Angola está a posicionar-se como um centro de energia renovável na África Austral, com a meta de atingir 70 por cento de renováveis na sua matriz energética. Recursos hídricos abundantes, forte potencial solar e o apoio do Governo ao investimento privado tornam-no um destino atraente para as empresas britânicas que procuram exposição à transição energética africana.
Dinâmica solar e off-grid
O sector solar está a acelerar. A Masdar assinou um acordo de compra de energia de 150 MW para a central solar de Quipungo, na Huíla, primeira fase do programa de 500 MW Projecto Royal Sable; o projecto de 45 MW de Quilemba deverá arrancar por volta da viragem de 2026; e uma linha de USD 900 milhões apoia mais duas centrais solares que totalizam 500 MW em Malanje e Luanda. A energia off-grid também se expande, incluindo um dos maiores parques solares com armazenamento de África, que fornece energia verde a mais de 136.000 pessoas.
O que as empresas britânicas devem saber
A capacidade renovável instalada ronda os 800 MW e está a crescer, com energia hídrica, solar e uma carteira emergente de hidrogénio verde.
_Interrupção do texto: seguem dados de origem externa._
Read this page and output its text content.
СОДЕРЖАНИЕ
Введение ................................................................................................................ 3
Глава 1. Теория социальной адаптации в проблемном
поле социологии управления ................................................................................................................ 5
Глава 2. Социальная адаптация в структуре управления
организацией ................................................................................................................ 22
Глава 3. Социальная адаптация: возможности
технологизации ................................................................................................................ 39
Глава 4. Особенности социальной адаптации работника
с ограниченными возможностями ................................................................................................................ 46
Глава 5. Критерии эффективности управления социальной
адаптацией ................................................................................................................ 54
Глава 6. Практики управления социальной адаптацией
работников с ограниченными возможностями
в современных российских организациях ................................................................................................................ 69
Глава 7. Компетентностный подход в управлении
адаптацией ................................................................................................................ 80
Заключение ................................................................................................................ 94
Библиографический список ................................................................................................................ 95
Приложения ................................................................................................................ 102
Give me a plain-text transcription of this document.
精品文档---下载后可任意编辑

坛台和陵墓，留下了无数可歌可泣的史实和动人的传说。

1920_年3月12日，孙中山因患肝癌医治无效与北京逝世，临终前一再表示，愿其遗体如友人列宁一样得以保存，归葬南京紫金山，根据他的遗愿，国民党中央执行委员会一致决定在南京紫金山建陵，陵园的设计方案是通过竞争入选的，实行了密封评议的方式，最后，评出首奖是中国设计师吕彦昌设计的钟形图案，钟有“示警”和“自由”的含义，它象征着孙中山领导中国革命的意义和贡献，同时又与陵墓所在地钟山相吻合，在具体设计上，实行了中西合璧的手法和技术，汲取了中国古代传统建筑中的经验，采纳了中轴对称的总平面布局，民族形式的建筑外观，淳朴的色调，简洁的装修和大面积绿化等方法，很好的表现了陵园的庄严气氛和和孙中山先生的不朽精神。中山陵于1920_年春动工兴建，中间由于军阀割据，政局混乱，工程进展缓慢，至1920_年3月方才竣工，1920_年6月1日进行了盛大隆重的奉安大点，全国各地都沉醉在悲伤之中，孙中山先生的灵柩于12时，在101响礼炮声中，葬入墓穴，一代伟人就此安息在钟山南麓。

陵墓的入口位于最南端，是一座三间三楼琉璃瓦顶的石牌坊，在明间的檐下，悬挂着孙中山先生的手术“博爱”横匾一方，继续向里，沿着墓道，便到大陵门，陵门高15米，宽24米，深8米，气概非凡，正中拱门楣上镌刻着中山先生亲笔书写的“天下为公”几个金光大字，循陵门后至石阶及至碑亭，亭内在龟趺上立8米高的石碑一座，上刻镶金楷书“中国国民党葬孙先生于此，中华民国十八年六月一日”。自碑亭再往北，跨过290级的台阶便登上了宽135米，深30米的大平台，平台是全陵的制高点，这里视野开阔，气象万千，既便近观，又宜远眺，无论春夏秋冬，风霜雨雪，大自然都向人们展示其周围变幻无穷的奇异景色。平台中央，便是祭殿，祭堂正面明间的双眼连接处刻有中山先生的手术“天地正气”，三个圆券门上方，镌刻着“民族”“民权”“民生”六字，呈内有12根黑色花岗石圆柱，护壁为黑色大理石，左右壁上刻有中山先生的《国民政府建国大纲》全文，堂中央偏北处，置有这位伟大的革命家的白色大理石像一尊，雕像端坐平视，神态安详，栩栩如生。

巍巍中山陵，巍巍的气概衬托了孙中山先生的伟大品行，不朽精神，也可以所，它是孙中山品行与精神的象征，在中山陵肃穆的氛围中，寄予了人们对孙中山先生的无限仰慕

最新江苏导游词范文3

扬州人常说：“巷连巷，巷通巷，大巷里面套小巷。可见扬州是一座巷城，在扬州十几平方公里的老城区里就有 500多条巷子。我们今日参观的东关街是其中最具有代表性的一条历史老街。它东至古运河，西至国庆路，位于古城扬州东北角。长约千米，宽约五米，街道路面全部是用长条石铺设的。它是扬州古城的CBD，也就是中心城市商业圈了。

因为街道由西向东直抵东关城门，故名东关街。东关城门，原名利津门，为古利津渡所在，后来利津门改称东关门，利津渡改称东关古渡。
As oportunidades abrangem EPC, fornecimento de equipamento, armazenamento, mini-redes e financiamento de projectos, a par de parceiros angolanos que detêm as licenças e as relações locais.
Como a Câmara apoia
Ligamos promotores, fornecedores e financiadores britânicos a contrapartes angolanas e a contactos regulatórios. Visite o nosso hub de Oportunidades ou o nosso Guia de Negócio.
Factos-chave
- Meta: 70 por cento de renováveis; cerca de 800 MW instalados.
- Masdar Quipungo: 150 MW (fase 1 do Royal Sable de 500 MW).
- Linha de USD 900 milhões para 500 MW de solar em Malanje e Luanda.
- Grande parque solar com armazenamento a servir mais de 136.000 pessoas.